When you Get Stuck, Take a Breath and Start Again
I see your pain. And it’s big. I also see your courage. And it’s bigger. We can do hard things.- Glennon Doyle
At Forest School, Social and Emotional Learning (SEL) is the foundation upon which all learning is built. This is also known as scaffolding, which is used to move learners progressively toward stronger understanding and, ultimately greater independence in the learning process. Through SEL, the whole child is served and this enhances the learner’s ability in school, their career and in life. SEL includes self-awareness, self management, social awareness and relationship skills and research has proven that the short and long term benefit of SEL include:
- More positive attitudes toward oneself, others, and tasks including enhanced self-efficacy, confidence, persistence, empathy, connection and commitment to school, and a sense of purpose
- More positive social behaviors and relationships with peers and adults
- Reduced conduct problems and risk-taking behavior
- Decreased emotional distress
- Improved test scores, grades, and attendance
All children are intrinsically motivated to play and through nature play, learners can practice SEL by experientially utilizing tools for conflict resolution, collaboration and kindness, as it keeps the play going for longer periods of time. By taking play outside, these play-based opportunities for social emotional learning increase.

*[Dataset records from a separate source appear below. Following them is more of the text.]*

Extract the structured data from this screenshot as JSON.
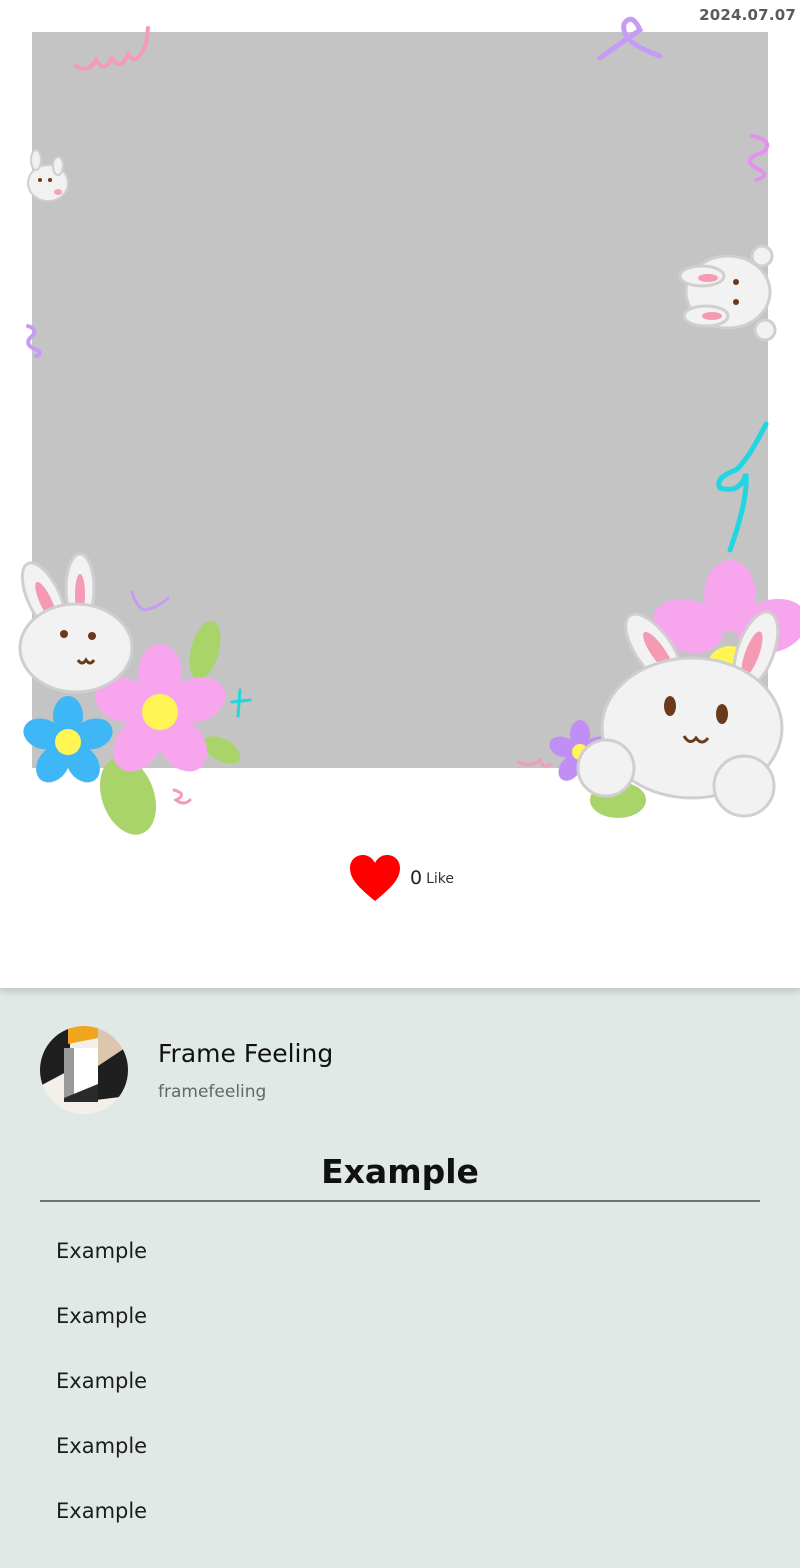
{
  "header": {
    "date": "2024.07.07"
  },
  "photo": {
    "background_color": "#c4c4c4"
  },
  "like": {
    "count": "0",
    "label": "Like",
    "heart_color": "#ff0000"
  },
  "profile": {
    "name": "Frame Feeling",
    "handle": "framefeeling"
  },
  "section": {
    "title": "Example",
    "items": [
      {
        "label": "Example"
      },
      {
        "label": "Example"
      },
      {
        "label": "Example"
      },
      {
        "label": "Example"
      },
      {
        "label": "Example"
      }
    ]
  },
  "colors": {
    "panel_background": "#e1e9e6",
    "card_background": "#ffffff"
  }
}
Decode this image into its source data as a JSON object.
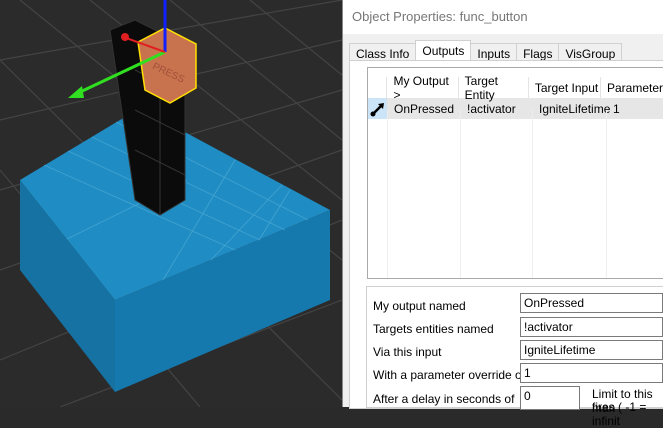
{
  "dialog": {
    "title": "Object Properties: func_button",
    "tabs": [
      "Class Info",
      "Outputs",
      "Inputs",
      "Flags",
      "VisGroup"
    ],
    "list": {
      "headers": [
        "My Output  >",
        "Target Entity",
        "Target Input",
        "Parameter"
      ],
      "rows": [
        {
          "output": "OnPressed",
          "target": "!activator",
          "input": "IgniteLifetime",
          "param": "1"
        }
      ]
    },
    "form": {
      "output_label": "My output named",
      "output_value": "OnPressed",
      "target_label": "Targets entities named",
      "target_value": "!activator",
      "input_label": "Via this input",
      "input_value": "IgniteLifetime",
      "param_label": "With a parameter override of",
      "param_value": "1",
      "delay_label": "After a delay in seconds of",
      "delay_value": "0",
      "limit_label": "Limit to this man",
      "limit_label2": "fires ( -1 = infinit"
    }
  },
  "viewport": {
    "button_text": "PRESS"
  }
}
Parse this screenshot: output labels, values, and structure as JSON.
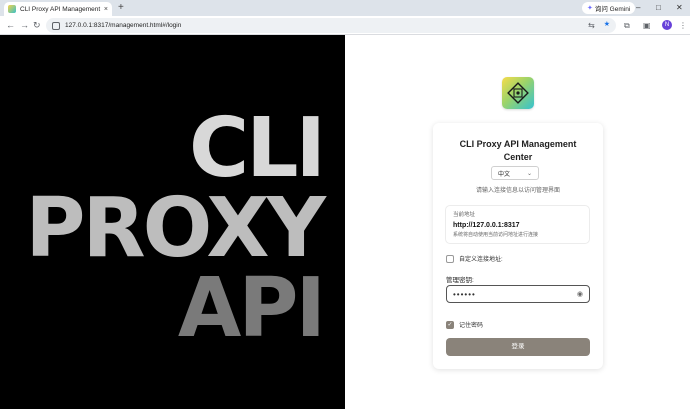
{
  "browser": {
    "tab_title": "CLI Proxy API Management C",
    "tab_close": "×",
    "new_tab": "+",
    "gemini_label": "询问 Gemini",
    "url": "127.0.0.1:8317/management.html#/login",
    "profile_initial": "N"
  },
  "hero": {
    "line1": "CLI",
    "line2": "PROXY",
    "line3": "API"
  },
  "login": {
    "title": "CLI Proxy API Management Center",
    "language": "中文",
    "subtitle": "请输入连接信息以访问管理界面",
    "current_address_label": "当前地址",
    "current_address": "http://127.0.0.1:8317",
    "address_hint": "系统将自动使用当前访问地址进行连接",
    "custom_address_label": "自定义连接地址:",
    "password_label": "管理密钥:",
    "password_mask": "••••••",
    "remember_label": "记住密码",
    "remember_checked": true,
    "login_button": "登录"
  },
  "colors": {
    "accent": "#8a837a",
    "hero_bg": "#000000"
  },
  "icons": [
    "favicon-icon",
    "close-icon",
    "back-icon",
    "forward-icon",
    "reload-icon",
    "site-info-icon",
    "translate-icon",
    "star-icon",
    "extensions-icon",
    "sidebar-icon",
    "eye-icon",
    "check-icon",
    "chevron-down-icon"
  ]
}
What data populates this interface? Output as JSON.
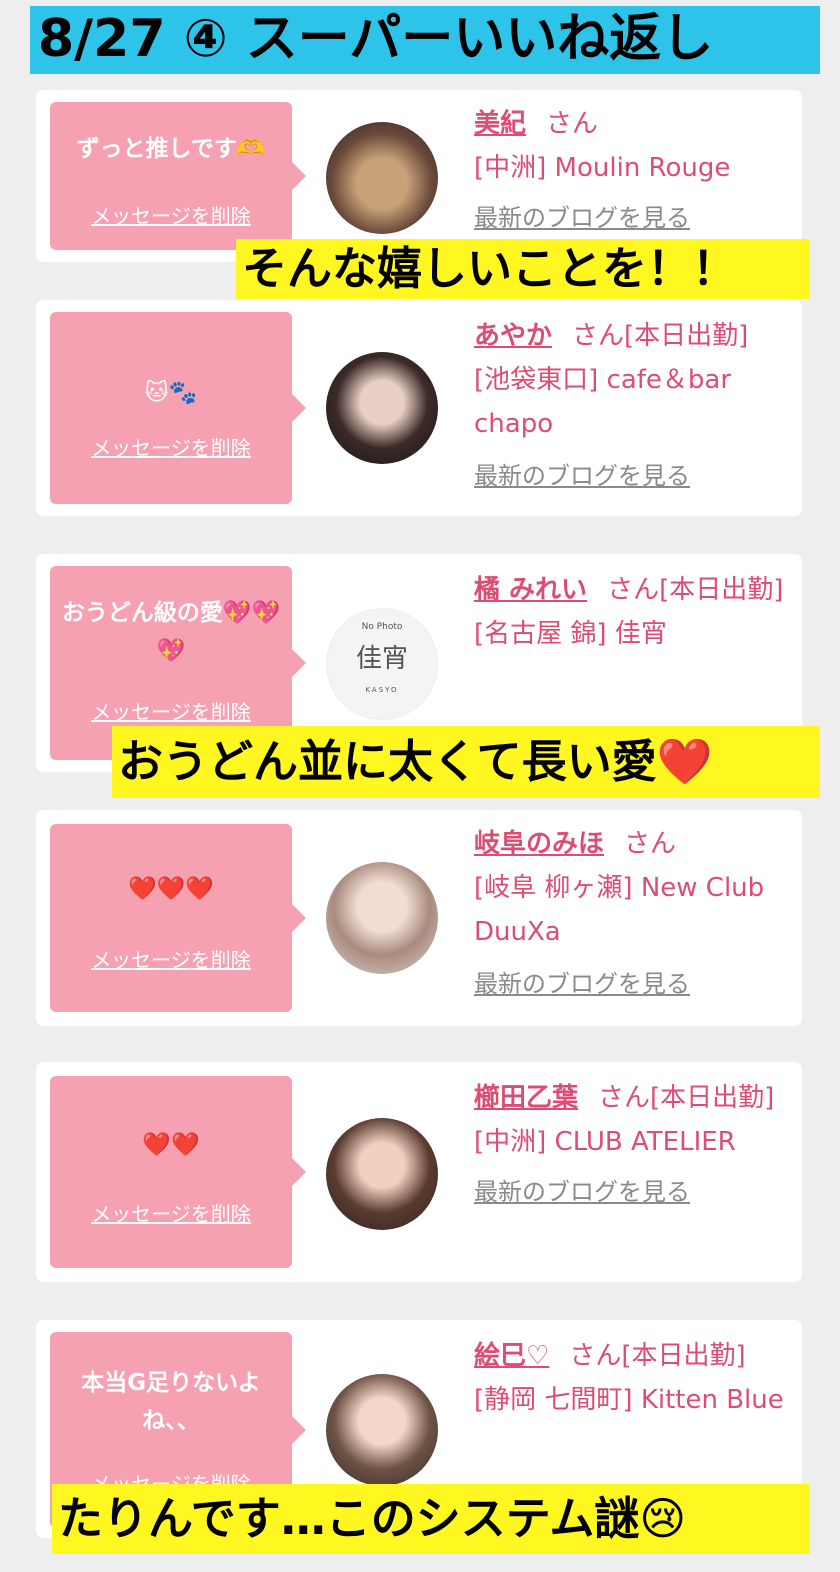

Research also states that nature-immersed programs that work for both an environmentally sustainable future and for the wellbeing of young children help support learners who live with a sense of wonder, sensitivity to beauty, respect and compassion for others, a deep appreciation of the natural world, and an interest in creating a more peaceful, just, and sustainable world
A real win/win/win for the individual, the community and the greater world around us!
At Forest School, we wholeheartedly see SEL happening at each class. Whether it’s using turn-taking strategies on the rope bridges, or hammocks, coming up with an inclusive book club that requires soft voices and respect for others while listening to a learner read aloud, asking flowers for permission to take them to make bouquets for their friends, pointing out litter, gently handling mini-beasts or problem-solving how to make a natural seesaw that fits 4 friends instead of just 2. It’s all there: learners blooming physically, mentally and spiritually in balance with nature, as they have been for hundreds of thousands of years.
Through focused tool work this week, we were also able to practice teamwork, gross motor, persistence and focus skills to collectively achieve a goal or making wood cookie necklaces out of branches. Prior to using our bow saw to cut, each learner and mentor would make eye contact, take a deep breathe in unison and then ask each other if the other person was ready. Once in the zone, we worked as a team to saw through the wood, allowing the saw to do the work in harmony with nature and each other. Often times, we would get stuck on a knotty part of the wood and would try to muscle through. However, that wouldn’t work here. We had to start again. To pause, take a deep breathe, check in and to let the tool be the instrument that we played as a team. To me, this was an Aha moment that spoke so much to the power of relationships and our connection to each other and the world around us. Creating a heart to heart moment, taking breaks and starting again, gave us the experience to know this- WE CAN DO HARD THINGS TOGETHER.
Something else that amazes while at Forest School is the robust level of naturally evolving communication skills that our learners bring forth. As mentors, we are taught to listen and observe before stepping into a situation with our learners and we are often blown away at what happens when we stay in that pause. These learners practice nonviolent communication (big kudos to our caregivers here, as well) and we hear the learners ask for space, practicing “I feel” statements and openly apologizing to repair relationships, regardless of who was at fault. Through play in nature, the learners have the time and space to deepen their social and emotional learning and to bring out the best in themselves and in each other, adults included!